DOD wants a ‘Big Mechanism’ for mining research data

DARPA announces a $45 million program that aims to revolutionize the way research on complex subjects is understood.

The Pentagon wants to revolutionize the way research data is mined, with a $45 million program it calls Big Mechanism.

The Defense Advanced Research Projects Agency has issued a solicitation calling for innovative, automated methods of essentially reading multiple research papers on complex subjects and finding causal connections and overarching patterns. And the solicitation emphasizes that DARPA is looking for a breakthrough — evolutionary improvements to existing practices are “specifically excluded.”

The notion of reading research papers might sound fairly simple, but DARPA notes that some of the areas thee Defense Department studies, such as ecosystems, economic systems or the human brain, are very complex. Studies of those systems are scattered and inconsistently shared, and as a result a proper understanding of them can be lacking. Hence the need for a Big Mechanism.
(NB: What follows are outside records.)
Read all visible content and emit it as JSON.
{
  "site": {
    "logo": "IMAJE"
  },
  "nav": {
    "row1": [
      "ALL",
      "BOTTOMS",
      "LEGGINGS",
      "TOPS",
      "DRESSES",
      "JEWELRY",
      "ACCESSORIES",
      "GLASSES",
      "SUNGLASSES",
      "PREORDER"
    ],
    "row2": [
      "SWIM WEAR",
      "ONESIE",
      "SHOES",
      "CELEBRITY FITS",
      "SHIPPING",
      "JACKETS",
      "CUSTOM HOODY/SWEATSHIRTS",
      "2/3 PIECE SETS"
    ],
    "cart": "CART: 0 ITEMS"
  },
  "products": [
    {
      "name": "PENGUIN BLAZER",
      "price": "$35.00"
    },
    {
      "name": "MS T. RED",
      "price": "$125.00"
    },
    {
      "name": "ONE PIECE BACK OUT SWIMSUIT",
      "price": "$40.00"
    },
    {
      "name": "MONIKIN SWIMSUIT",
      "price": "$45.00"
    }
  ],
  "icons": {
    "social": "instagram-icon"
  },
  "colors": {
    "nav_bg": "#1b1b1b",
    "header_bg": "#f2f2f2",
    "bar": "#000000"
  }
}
DARPA describes a Big Mechanism as an explanatory model “of complicated systems in which interactions have causal effects.” It will likely be built on a combination of technologies, including machine reading and natural language processing, ontology, various analytics and reasoning processes, visualization, simulation and statistical models, and some of those technologies will have to be improved. Machine reading, for example, will require “deeper semantics to represent the causal and often kinetic models described in research papers,” DARPA said.

The initial focus of the program is to study is cancer biology and signal pathways for cancer cells, but DARPA said the overall goal is “a new kind of science in which research is integrated more or less immediately – automatically or semi-automatically – into causal, explanatory models of unprecedented completeness and consistency.”  

The program is designed to last 42 months, broken up into three phases. Each phase will focus on the four aspects on a Big Mechanism—reading, assembly of fragments into a Big Mechanism, explanation and integration. Responses to the solicitation are due by March. 18.